The larger and medium scales will service large areas of land but set-up costs are very high and to make returns on investment would mean competing in volatile global markets. In the UK we would also need investment in expensive infrastructure such as large-scale harvesting machinery and transport networks to move the bales around. We would need to ship the thousands of bales of scutched and hackled flax to a French spinning mill. This entails additional costs, post-Brexit, and makes the UK less competitive in an already difficult market.
Spinning Scales

After scutching and heckling we move onto to spinning. Spinning flax/hemp can be a wet or dry process starting with sliver which is doubled and drawn into a rove which has twist added and finally spun into yarn, then woven or knitted into cloth. Spinning is the most difficult area of the supply chain to establish. The spinning facility at Tarbes is perfect for micro production, Pierre Ouagne bought some equipment from Linaficio and had the drafting mechanisms made in India, he has a 6 spindle machine.
We can estimate that:
• Large-scale spinning mill machinery set-up cost approx. £5m, services 666 ha, employs 20 people, creates 300 tonnes of yarn or 430,000 pairs of jeans.

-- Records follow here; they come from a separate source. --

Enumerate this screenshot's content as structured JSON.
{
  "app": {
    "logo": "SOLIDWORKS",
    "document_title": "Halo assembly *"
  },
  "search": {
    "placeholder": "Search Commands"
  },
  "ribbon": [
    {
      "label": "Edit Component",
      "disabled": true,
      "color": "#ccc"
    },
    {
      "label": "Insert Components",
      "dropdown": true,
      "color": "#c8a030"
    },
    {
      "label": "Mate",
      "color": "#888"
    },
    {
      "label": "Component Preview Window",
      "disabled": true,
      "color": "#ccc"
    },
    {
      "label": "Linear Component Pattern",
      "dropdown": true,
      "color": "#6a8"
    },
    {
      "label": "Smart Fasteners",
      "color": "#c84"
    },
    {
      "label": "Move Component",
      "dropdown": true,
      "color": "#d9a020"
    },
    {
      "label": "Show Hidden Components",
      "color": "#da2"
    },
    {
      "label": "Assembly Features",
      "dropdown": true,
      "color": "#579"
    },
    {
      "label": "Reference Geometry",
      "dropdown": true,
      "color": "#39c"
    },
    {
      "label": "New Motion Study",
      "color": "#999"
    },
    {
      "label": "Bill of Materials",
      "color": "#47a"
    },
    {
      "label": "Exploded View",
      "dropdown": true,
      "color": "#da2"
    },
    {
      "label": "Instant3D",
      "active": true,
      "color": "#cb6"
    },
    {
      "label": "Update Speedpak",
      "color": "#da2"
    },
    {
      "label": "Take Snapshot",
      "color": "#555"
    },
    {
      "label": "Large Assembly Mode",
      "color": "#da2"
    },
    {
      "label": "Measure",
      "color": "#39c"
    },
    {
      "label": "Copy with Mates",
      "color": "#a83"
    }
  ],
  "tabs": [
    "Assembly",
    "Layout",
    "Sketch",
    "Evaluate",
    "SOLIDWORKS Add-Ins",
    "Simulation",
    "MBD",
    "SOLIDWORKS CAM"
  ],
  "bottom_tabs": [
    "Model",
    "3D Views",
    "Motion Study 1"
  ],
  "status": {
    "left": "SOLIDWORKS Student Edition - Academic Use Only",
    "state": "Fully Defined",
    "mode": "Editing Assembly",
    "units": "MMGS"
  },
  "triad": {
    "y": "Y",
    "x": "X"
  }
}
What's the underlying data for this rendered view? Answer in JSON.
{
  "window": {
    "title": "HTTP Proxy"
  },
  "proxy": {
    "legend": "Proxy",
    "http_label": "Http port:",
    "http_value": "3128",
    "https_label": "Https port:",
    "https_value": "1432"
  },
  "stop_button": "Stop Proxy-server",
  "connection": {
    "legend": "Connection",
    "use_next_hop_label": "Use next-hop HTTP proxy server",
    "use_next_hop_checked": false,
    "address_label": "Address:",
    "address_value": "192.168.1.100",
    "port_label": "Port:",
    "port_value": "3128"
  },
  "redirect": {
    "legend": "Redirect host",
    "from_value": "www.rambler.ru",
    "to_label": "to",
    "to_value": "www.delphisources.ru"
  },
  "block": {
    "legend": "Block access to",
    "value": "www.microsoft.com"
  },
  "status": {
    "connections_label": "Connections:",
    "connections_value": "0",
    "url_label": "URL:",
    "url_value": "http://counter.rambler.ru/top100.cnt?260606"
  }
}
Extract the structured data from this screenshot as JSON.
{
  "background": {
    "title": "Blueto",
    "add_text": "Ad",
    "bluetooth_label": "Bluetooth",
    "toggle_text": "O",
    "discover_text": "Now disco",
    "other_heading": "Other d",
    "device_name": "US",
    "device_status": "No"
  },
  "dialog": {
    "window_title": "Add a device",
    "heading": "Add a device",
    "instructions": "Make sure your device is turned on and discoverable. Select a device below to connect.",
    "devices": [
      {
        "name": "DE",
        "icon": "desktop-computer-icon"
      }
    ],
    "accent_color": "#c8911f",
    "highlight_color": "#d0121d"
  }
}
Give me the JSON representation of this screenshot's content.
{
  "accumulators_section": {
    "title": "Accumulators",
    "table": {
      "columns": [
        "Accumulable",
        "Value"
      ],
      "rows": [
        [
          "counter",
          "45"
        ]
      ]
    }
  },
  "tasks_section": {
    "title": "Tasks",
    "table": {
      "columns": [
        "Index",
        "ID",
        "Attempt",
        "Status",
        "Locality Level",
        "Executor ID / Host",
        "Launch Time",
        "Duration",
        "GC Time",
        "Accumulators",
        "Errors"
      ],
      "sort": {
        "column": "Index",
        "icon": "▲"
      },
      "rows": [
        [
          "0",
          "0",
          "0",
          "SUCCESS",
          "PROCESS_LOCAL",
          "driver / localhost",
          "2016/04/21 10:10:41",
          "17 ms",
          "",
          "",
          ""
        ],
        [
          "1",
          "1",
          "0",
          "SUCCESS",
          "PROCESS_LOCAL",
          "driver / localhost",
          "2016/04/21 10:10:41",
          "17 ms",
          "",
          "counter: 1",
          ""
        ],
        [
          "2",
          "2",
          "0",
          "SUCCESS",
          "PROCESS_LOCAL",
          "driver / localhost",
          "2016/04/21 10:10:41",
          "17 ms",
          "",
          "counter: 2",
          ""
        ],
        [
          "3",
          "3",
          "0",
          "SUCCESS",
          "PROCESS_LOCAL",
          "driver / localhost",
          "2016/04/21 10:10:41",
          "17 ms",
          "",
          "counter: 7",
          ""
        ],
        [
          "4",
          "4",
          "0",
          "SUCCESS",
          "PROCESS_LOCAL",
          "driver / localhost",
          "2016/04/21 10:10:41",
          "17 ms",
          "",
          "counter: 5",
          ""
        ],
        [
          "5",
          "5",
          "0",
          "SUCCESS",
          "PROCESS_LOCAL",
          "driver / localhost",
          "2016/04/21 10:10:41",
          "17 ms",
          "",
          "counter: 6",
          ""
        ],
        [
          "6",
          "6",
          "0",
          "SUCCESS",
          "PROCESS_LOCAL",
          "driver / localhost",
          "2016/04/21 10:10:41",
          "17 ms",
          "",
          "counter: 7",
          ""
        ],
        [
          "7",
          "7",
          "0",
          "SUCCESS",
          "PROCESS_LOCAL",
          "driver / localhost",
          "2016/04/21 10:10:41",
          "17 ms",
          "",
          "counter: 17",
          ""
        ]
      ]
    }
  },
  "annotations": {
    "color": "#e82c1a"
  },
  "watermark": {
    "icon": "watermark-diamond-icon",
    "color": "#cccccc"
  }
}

• Mid-scale spinning mill machinery set-up cost approx. £2.5m, services 66 ha, employs 5 people, produces 30 tonnes of yarn or 43,000 pairs of jeans.
• Small-scale spinning mill machinery set-up cost approx. £150-300k, services 5 ha, employs 2 people, produces 2.25 tonnes of yarn or 3250 pairs of jeans.
• Micro-scale spinning mill machinery set-up cost approx. £15k, services 1 ha, employs 1 person, produces 0.45 tonnes of yarn or 650 pairs of jeans.
These statements are based on considered but anecdotal estimates however they show that spinning is capital intensive but low on labour. At the micro scale a £15k investment in machinery could support the employment of 1 person, at the large-scale this is £250,000 per person. The French government recently invested millions in a new spinning mill in Normandy.
Yarn will be more expensive at the lower scales, however, if one considers investment value through livelihood creation, through rural resilience, ecological benefits rather than capital accumulation and profit, the picture looks very different.
I’m an advocate for the small and micro scales but I think it’s important that people have the information they need to make decisions suitable for their own contexts.
Open Source Textile Mills
Fantasy Fibre Mill is experimenting at the micro-scale, developing innovative, easy-to-assemble, inexpensive spinning production lines. They work collaboratively with various small-scale, open source, textile machinery enthusiasts across the globe and they are working together on all sorts of easy to assemble, collaboratively developed machinery. They have a fully functioning flax breaker, scutcher and small wool spinning machine, the flax spinner is a work in progress but getting there. This is an example of cosmo local commoning, the group of textile machine enthusiasts use a discord server called Open Source Textile Mills to communicate and share learnings.
Distributed Manufacture
It matters how we set up any processing infrastructure. These diagrams illustrate the different scales and their potential distribution across an area the size of the UK.

Working at smaller scales means that the benefits of additional crop rotations, processing mills and artisan-micro-maker labs could be spread throughout the country, bringing greater resilience and livelihoods to rural areas. Energy demands would be lower and distributed as processing would be localised and require limited transport.
The scales of machinery could vary depending on the arable potential of an area but it’s easy to imagine 100-plus small-scale distributed facilities in place of one large industrial behemoth. It would provide purpose and activity (jobs) for hundreds of people in place of a few.
The only argument against is this is to support capital accumulation and pricing to make profit for a few shareholders. It’s time to start thinking differently.